In this study, the influences of the energy input and the welding temperature on the weld quality were determined for QSW and the dissimilar thermoplastics PBT ASA and PC. In experimental examinations, it was shown that the energy input has an influence on the weld strength for these materials. For a constant laser power the weld strength increases with higher energy input. In the steady-state phase the weld strength is constant. Different laser powers lead to different weld strengths in the steady-state phase. The welding temperature was determined by a FEM model in ABAQUS. Furthermore, the maximum welding temperature for every design point was calculated.
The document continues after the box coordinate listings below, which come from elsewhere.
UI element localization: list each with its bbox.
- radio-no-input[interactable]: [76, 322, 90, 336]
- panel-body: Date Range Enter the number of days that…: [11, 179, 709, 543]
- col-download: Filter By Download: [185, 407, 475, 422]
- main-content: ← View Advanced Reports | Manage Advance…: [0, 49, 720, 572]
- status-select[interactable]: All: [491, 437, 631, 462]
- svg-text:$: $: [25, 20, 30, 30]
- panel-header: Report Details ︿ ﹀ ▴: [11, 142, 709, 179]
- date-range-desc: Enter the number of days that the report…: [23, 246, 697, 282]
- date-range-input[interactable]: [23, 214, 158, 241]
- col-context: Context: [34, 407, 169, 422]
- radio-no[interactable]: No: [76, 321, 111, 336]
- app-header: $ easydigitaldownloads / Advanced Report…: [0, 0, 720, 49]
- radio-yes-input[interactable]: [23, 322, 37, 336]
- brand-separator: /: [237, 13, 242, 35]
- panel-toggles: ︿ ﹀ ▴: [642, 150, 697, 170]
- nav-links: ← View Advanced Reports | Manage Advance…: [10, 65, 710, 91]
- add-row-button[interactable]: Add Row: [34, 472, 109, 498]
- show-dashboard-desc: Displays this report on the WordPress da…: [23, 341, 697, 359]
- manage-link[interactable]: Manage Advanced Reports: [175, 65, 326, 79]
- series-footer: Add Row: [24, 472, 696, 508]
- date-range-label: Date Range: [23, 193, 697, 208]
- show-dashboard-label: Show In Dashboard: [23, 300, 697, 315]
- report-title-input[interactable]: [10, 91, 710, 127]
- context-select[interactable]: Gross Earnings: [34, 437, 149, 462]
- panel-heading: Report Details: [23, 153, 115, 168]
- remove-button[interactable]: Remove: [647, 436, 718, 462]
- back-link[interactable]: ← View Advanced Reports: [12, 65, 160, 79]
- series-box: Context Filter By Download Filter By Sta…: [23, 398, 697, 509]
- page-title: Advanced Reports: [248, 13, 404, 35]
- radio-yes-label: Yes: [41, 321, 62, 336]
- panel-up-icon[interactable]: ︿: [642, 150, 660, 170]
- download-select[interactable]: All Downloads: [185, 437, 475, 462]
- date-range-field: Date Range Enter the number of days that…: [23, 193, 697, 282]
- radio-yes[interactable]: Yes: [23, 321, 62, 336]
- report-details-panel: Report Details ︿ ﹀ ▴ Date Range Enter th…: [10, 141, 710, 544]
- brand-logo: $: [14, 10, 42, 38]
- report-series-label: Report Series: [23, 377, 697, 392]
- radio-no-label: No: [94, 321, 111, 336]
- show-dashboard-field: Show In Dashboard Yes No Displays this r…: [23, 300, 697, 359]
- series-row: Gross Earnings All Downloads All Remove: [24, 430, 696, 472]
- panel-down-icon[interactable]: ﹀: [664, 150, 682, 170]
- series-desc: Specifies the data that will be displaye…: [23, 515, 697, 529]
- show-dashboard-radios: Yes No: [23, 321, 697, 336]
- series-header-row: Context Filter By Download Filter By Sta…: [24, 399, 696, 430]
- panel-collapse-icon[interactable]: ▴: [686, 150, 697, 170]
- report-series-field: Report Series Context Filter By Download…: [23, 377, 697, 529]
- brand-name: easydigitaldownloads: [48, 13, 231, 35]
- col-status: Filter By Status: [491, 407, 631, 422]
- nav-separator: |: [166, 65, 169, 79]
As welding temperature increases, the weld strength increases too until the decomposition temperature of the polymer is reached. Above the decomposition temperature, the thermal degradation of the polymer leads to a decreasing weld strength. To analyze the exact influence of the two factors energy input and welding temperature on the weld strength, a correlation analysis was performed. This analysis shows a higher influence of the welding temperature on the weld strength than of the energy input for a PBT-ASA and PC joint. But there is still an influence of the energy input on the weld strength, which is able to describe the weld quality. For industrial processes the energy input can be used for the characterization of optimal process parameters, but the welding temperature is more suitable.

7 Outlook

The results of the investigations may be verified for a similar joint (e.g., PC/PC) and the contour welding. In contour welding, there is no joining displacement and as a consequence of this the energy input leads directly to the welding temperature. So energy input may have the same influence on the weld strength as the welding temperature. Also the influence of the time of temperature influence may be investigated and compared to the energy input and the welding temperature. A measurement during the welding process in industrial processes may be developed to characterize the optimal welding parameter based on the welding temperature and not only on the energy input.